Le coin d'un cadre retourné qui dépassait derrière le grand vaisselier à côté de la cuisine attira son attention. Elle le reconnaissait, surgi d'un passé tellement lointain qu'il en devenait improbable. Ce cadre, elle l'avait confectionné elle-même, pour les trente ans de Paul. Un mètre sur deux, en relief. Une compilation de photos, tickets de cinéma, cailloux, places de concerts, plumes de mouettes et autres petits souvenirs de leurs épisodes à deux. A cette époque, la star avait tout et les cadeaux ne le surprenaient plus. Mais il était resté figé, heureux, content, devant ce machin inaccrochable. On ne lui avait jamais rien fabriqué. Quinze ans plus tard, Anne se demandait encore ce qui lui avait pris. Elle comme lui étaient la pudeur incarnée et jamais ils n'avaient pu afficher ainsi leur histoire. Ils avaient passé les années suivantes à planquer ce cadre dans leurs appartement successifs. Sans jamais se résoudre à le jeter, ni même à le descendre dans une cave.
Attendrie malgré elle, elle posa les yeux sur Paul.
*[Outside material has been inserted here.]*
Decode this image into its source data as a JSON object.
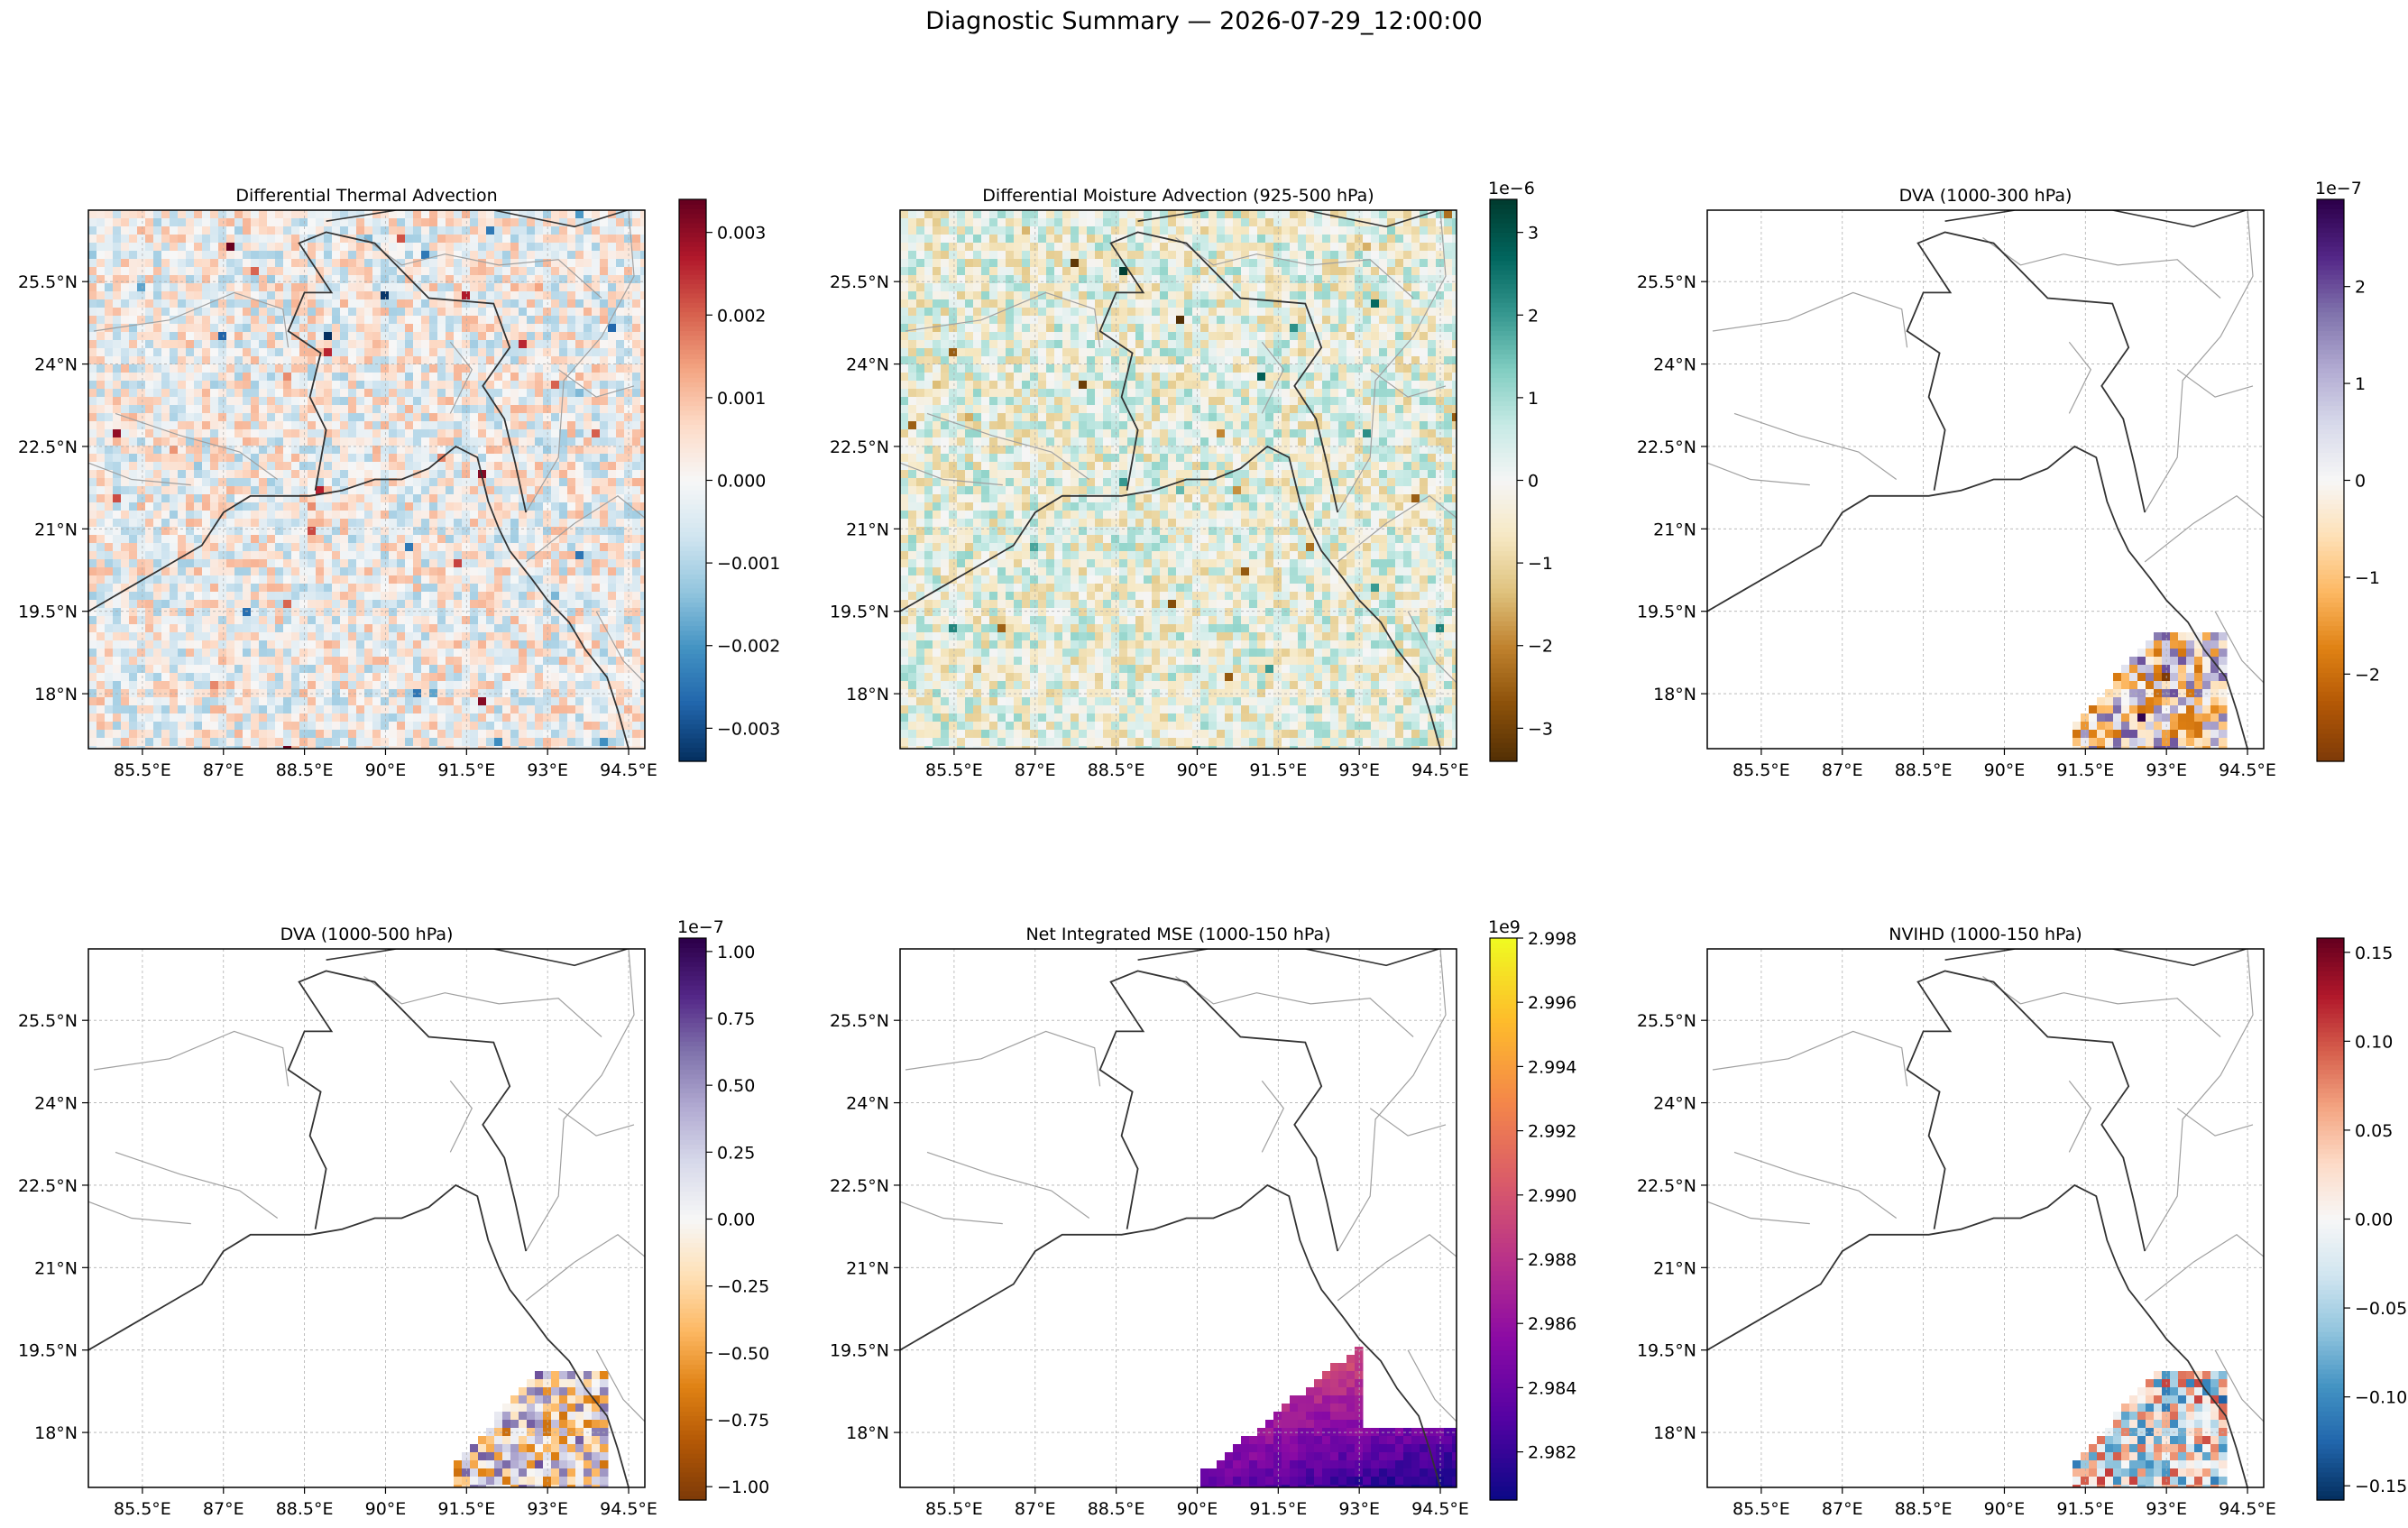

Sa mèche légèrement fauve masquait un regard du même or.
Il ne pleurait pas.
A sa place non plus, Capestan n'aurait pas pleuré ce père.
La douleur pourtant tirait ses traits et serrait sa mâchoire.
Peut-être qu'Anne était censée prononcer quelques mots, peut-être qu'elle devait le consoler, qu'elle voulait le consoler. Mais elle resta là immobile, à préférer hésiter.